Überall auf den Plätzen herrschte Geschiebe und Gedränge. Die jungen Männer führten ihre Liebchen spazieren, Töchter in gesetztem Alter ihre Mütter. Die älteren Männer standen beisammen und führten ruhige, ernste Gespräche. Horden von rotznasigen Kindern rannten schreiend zwischen den Marktständen herum. Es gab Hausierer, Jongleure und Akrobaten, Zigeunerinnen, die allen eine glänzende Zukunft voraussagten. Und Diebe gab es auch.

Am Nachmittag hatten die Beginen all ihre Vorräte verkauft. Sie durften noch ein wenig durch die Straßen schlendern, in Zweier- und Dreiergruppen.

«Zur Vesper sind alle wieder im Hof!», mahnte Manon, die Älteste.

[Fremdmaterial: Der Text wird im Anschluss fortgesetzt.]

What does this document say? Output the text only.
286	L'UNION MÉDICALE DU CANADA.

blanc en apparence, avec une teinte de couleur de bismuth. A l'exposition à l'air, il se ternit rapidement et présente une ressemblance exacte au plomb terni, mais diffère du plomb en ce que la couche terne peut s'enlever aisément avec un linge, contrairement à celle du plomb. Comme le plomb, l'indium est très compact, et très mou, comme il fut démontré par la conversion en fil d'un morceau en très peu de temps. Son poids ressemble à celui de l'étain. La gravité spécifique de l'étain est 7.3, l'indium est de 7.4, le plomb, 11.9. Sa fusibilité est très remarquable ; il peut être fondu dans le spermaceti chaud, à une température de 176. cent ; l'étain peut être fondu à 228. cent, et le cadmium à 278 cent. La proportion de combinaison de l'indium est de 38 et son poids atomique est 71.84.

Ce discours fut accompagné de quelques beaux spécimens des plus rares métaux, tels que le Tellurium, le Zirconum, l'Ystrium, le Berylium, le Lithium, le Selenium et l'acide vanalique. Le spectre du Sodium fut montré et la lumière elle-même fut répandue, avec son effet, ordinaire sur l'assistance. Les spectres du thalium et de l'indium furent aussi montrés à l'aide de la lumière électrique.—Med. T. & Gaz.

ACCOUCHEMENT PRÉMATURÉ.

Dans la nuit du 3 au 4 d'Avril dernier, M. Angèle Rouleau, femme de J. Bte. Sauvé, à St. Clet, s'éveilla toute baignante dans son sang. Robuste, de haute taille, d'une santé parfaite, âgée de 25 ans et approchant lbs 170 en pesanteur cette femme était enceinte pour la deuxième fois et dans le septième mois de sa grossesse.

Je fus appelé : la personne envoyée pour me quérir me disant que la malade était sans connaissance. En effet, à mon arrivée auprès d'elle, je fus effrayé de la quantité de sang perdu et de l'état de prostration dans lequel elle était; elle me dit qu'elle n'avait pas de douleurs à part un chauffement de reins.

«Aber bleiben wir denn nicht, um das Feuer anzuschauen?», fragte Danielle. Die älteren Beginen sahen sie empört an. «Unter keinen Umständen», antwortete Juliana streng. »Du weißt doch, dass wir nach Sonnenuntergang den Hof nicht verlassen, und heute Abend schon gar nicht. Da wird getanzt und getrunken, es wird wild und ausgelassen zugehen. Nein: Dabei haben wir nichts verloren.» Aber sie steckte Danielle ein paar kleine Geldstücke zu. «Da! Lass dir ein paar neue Schuhe anmessen. Dort am Brunnen habe ich einen fahrenden Schuhmacher gesehen, der preiswert arbeitet.»

«Komm! Ich weiß, wo!» Magdalène zog Danielle hinter sich her. Der Stand hatte gerade keine Kundschaft, als sie ankamen. Danielle genoss den Duft des saubergegerbten Leders und strich mit den Fingern über die Musterstücke. Ein Paar senffarbene Stiefel stachen ihr ins Auge, aber die waren für eine Begine viel zu auffallend. Sie wandte sich den einfachen braunen Häuten zu und hatte sich gerade für ein weiches dunkelbraunes Ziegenleder als Obermaterial entschieden, als ihr das Stück aus der Hand gerissen wurde.

«Das will ich haben!», ertönte dicht neben ihr eine schrille Stimme. Sie schaute auf und erblickte eine aufgeputzte junge Patrizierin.

Der Schuster blickte auf.

«Aber, aber, meine Damen. Es ist doch genug von allem da.»

«Aber ich will gerade dieses.»

Danielle zuckte die Achseln und wollte sich schon ein anderes aussuchen, aber Magdalène wurde zornig. «Nein, meine Freundin hat das zuerst gesehen. Gebt es wieder her.»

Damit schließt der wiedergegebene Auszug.